III. OLAY VE OLGULAR
İncelemeye konu olay; Nazilli/Sultanhisar Açık Ceza İnfaz Kurumu’nda başka suçtan hükümlü olarak bulunan sanığın, 30.12.2015-06.01.2016 tarihleri arasında 7 gün özel izne ayrılması, izin süresinin bitiminden 48 saat geçmiş olmasına rağmen teslim olmayarak firar etmesi, iddiasına ilişkindir.

IV. GEREKÇE
1. Ceza İnfaz Kurumu görevlileri tarafından tutulan tutanak ve sanığın ikrarı karşısında; sanığın bu yöndeki temyiz gerekçeleri yerinde görülmemiştir.
2. Yargılama sürecindeki işlemlerin usûl ve kanuna uygun olarak yapıldığı, aşamalarda ileri sürülen iddia ve savunmaların toplanan tüm delillerle birlikte gerekçeli kararda gösterilip tartışıldığı, eylemin sanık tarafından gerçekleştirildiğinin saptandığı, vicdanî kanının dosya içindeki belge ve bilgilerle uyumlu olarak kesin verilere dayandırıldığı, eyleme uyan suç vasfı ile yaptırımların doğru biçimde belirlendiği anlaşıldığından, sanığın yerinde görülmeyen diğer temyiz sebepleri de reddedilmiştir.
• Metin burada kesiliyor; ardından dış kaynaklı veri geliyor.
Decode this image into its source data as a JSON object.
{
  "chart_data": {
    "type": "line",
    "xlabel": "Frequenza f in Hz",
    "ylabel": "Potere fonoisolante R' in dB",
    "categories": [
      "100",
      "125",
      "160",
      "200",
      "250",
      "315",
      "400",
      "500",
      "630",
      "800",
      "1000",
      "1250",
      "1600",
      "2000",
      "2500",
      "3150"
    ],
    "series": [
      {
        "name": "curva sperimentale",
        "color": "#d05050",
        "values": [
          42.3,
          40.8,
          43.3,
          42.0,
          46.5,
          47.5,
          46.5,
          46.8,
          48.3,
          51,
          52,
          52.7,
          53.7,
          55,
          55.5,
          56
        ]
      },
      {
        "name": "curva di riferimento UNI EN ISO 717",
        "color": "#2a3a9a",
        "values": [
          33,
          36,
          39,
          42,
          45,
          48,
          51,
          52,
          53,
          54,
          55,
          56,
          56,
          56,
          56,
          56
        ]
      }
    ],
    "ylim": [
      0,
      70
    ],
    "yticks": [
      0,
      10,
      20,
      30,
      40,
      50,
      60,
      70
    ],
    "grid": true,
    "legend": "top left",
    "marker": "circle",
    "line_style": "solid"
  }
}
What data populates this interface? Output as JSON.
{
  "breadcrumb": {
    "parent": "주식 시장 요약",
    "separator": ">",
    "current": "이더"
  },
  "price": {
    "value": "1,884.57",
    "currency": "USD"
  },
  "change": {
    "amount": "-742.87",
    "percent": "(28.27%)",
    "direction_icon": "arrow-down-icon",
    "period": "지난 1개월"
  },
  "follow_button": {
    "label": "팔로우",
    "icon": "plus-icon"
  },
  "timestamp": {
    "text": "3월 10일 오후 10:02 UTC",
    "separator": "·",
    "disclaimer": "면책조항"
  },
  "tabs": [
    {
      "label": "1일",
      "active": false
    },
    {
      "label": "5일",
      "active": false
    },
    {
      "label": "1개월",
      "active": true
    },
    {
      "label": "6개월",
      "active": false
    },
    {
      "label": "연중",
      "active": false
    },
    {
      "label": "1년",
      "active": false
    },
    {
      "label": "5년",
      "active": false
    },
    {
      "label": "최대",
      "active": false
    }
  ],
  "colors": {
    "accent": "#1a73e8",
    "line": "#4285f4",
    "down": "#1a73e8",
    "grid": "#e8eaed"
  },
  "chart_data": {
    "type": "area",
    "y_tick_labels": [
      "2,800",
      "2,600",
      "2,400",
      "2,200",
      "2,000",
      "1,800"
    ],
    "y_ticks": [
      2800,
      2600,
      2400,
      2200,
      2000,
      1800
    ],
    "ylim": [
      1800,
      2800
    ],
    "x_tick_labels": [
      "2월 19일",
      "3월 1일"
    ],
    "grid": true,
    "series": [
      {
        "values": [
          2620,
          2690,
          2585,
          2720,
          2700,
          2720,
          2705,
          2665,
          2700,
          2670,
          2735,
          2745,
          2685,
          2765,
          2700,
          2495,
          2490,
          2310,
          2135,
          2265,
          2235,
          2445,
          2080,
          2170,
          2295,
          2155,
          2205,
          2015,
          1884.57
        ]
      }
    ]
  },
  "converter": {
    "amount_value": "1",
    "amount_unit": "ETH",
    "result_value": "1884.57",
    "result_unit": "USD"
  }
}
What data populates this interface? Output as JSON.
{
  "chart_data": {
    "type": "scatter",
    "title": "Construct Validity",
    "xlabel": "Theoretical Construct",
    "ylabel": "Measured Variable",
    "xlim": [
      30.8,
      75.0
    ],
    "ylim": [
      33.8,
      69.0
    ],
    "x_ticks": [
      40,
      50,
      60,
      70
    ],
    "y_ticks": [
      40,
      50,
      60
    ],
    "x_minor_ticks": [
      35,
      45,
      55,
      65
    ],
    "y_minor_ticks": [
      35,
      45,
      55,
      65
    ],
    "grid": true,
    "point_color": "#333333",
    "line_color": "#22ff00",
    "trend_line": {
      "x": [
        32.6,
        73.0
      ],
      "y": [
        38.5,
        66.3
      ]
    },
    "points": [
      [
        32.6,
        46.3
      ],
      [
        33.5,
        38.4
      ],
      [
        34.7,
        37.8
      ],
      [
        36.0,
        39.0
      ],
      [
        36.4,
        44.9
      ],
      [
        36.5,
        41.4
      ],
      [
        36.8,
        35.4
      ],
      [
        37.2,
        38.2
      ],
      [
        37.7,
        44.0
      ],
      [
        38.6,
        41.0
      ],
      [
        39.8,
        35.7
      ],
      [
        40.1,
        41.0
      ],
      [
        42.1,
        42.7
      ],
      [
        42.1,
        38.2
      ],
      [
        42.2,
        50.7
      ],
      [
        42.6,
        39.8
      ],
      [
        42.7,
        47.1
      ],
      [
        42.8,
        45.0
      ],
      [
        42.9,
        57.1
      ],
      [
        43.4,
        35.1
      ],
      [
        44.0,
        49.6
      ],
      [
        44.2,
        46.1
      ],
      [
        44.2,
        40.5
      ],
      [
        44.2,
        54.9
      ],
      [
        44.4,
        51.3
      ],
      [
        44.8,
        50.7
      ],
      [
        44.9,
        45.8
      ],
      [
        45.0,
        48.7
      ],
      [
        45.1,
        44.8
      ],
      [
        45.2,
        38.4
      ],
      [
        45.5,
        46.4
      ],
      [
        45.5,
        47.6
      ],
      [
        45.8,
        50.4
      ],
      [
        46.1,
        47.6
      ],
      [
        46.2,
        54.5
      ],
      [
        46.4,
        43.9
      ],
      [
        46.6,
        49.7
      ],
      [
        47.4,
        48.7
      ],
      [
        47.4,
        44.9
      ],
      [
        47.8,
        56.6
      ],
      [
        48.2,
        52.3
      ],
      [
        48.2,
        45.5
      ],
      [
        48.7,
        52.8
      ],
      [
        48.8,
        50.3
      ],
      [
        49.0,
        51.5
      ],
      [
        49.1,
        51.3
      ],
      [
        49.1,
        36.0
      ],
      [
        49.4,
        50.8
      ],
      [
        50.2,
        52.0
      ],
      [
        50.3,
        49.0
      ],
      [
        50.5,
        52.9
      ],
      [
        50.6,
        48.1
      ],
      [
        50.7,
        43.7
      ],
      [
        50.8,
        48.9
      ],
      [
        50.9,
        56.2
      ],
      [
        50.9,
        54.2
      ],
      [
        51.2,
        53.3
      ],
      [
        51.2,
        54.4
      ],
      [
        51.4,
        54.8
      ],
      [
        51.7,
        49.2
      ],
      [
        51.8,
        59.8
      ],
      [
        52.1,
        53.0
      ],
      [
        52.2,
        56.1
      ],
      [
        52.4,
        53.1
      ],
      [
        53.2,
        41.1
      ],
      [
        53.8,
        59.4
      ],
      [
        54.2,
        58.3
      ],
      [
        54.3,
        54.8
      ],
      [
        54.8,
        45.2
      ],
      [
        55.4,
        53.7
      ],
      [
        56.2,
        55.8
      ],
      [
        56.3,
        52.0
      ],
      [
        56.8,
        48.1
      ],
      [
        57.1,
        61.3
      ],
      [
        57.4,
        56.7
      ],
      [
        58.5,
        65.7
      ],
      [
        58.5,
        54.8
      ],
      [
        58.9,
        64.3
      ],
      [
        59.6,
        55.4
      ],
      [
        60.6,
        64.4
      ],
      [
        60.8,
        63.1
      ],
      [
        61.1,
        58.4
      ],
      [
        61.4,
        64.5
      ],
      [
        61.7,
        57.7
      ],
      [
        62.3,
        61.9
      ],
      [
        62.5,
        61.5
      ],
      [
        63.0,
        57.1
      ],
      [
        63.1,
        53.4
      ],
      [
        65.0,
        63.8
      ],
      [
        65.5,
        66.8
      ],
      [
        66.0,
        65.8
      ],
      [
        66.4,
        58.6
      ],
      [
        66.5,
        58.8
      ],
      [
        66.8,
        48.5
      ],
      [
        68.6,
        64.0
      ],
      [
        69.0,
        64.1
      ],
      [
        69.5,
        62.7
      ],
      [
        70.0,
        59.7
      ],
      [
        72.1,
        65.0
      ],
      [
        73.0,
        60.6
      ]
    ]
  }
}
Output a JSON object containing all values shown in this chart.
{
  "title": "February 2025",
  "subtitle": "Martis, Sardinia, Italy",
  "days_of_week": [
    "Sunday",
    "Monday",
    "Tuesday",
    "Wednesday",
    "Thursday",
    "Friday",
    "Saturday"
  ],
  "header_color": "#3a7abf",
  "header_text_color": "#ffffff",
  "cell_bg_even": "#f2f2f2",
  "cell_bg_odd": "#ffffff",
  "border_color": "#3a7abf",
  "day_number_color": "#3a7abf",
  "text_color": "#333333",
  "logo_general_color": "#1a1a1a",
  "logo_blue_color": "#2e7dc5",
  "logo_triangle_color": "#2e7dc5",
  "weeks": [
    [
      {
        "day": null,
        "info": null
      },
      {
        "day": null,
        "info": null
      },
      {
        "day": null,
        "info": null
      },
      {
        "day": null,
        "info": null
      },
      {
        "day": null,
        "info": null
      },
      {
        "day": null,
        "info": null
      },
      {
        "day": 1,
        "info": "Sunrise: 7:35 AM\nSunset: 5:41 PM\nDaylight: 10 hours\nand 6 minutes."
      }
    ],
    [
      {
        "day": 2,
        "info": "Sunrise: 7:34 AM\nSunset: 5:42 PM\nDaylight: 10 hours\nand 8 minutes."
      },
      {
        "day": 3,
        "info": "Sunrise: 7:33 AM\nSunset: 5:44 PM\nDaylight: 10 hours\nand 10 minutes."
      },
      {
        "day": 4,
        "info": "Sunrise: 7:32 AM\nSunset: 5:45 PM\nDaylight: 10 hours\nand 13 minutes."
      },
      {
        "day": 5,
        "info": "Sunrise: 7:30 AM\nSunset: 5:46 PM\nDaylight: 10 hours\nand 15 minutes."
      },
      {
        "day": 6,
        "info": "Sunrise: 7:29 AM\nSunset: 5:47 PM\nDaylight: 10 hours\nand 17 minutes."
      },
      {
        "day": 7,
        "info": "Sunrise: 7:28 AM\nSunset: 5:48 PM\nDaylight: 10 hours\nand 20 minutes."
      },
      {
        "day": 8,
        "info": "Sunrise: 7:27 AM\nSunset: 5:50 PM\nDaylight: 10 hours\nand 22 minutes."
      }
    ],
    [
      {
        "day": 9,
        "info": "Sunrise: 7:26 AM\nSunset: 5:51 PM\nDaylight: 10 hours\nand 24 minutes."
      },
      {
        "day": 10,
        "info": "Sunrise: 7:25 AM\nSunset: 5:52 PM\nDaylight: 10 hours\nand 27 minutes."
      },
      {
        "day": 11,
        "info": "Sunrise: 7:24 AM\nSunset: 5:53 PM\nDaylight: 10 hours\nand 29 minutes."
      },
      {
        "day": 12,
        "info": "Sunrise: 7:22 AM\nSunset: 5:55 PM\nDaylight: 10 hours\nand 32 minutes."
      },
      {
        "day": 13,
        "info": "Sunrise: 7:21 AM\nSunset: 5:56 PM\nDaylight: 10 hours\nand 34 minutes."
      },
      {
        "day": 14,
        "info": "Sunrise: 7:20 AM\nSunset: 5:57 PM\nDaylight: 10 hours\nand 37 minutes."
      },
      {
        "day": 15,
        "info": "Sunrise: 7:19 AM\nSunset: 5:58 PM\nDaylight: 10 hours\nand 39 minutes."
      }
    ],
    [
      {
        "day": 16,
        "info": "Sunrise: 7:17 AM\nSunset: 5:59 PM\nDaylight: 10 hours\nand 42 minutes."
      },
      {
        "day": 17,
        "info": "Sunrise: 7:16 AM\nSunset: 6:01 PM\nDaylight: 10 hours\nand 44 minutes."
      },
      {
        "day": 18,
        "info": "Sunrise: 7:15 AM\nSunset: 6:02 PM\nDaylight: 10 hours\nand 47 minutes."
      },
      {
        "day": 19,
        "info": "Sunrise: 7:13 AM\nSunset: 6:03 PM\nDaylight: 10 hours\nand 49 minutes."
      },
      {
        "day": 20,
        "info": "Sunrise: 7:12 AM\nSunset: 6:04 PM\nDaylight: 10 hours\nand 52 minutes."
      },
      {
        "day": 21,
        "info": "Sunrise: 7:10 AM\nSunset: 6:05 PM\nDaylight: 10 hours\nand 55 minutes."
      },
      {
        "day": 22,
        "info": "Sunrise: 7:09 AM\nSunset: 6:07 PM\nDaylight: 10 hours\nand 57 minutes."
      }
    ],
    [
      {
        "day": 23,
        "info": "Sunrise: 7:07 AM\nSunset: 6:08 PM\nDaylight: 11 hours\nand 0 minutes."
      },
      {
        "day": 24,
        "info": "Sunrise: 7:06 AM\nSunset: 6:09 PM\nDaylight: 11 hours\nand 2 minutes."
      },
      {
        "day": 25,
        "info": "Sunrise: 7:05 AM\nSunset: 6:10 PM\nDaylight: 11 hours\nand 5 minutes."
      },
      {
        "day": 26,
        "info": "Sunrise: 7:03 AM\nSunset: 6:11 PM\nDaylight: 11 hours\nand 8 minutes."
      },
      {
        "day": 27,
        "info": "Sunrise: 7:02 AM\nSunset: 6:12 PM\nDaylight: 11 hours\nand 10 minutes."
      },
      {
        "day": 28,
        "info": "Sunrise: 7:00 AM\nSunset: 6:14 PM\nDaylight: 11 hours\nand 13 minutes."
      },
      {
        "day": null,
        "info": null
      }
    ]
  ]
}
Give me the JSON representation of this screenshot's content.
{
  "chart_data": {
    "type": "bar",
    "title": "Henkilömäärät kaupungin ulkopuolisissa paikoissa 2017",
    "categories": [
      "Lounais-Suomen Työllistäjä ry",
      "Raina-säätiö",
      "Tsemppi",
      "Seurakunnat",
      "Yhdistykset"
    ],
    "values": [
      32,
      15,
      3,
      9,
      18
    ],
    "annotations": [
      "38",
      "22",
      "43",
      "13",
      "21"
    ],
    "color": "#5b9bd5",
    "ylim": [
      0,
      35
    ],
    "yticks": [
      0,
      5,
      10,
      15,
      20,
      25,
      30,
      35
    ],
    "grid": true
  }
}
3. Sanık hakkında kurulan hükümde, Yargıtay tarafından düzeltilmesi mümkün görülen, temel ceza belirlenirken uygulama maddesinin “5275 sayılı Ceza ve Güvenlik Tedbirlerinin İnfazı Hakkında Kanun’un (5275 sayılı Kanun) 97 nci maddesinin birinci fıkrası delaletiyle 5237 sayılı Türk Ceza Kanunu’nun (5237 sayılı Kanun) 292 inci maddesinin birinci fıkrası” olduğunun belirtilmemesi suretiyle 5271 sayılı Ceza Muhakemesi Kanunu’nun (5271 sayılı Kanun) 232 nci maddesinin altıncı fıkrasına aykırı davranılması, dışında bir hukuka aykırılık görülmemiştir.

V. KARAR
Gerekçe bölümünde (3) numaralı bentte açıklanan nedenle, Nazilli 4. Asliye Ceza Mahkemesi’nin, 25.11.2021 tarihli kararına yönelik sanığın temyiz isteği açıklanan nedenle yerinde görüldüğünden hükmün, 1412 sayılı Ceza Muhakemeleri Usulü Kanunu’nun (1412 sayılı Kanun) 321 inci maddesi gereği BOZULMASINA, ancak bu husus yeniden yargılamayı gerektirmediğinden aynı Kanun’un 322 nci maddesi gereği hükmün 1. fıkrasında yer alan “eylemine uyan” ibaresinden sonra gelmek üzere “5275 sayılı Kanun’un 97 nci maddesinin birinci fıkrası delaletiyle” ibaresinin eklenmesi suretiyle hükmün, Tebliğnameye uygun olarak, oy birliğiyle DÜZELTİLEREK ONANMASINA,
Dava dosyasının, Mahkemesi’ne gönderilmek üzere Yargıtay Cumhuriyet Başsavcılığı’na TEVDİİNE, 21.06.2023 tarihinde karar verildi.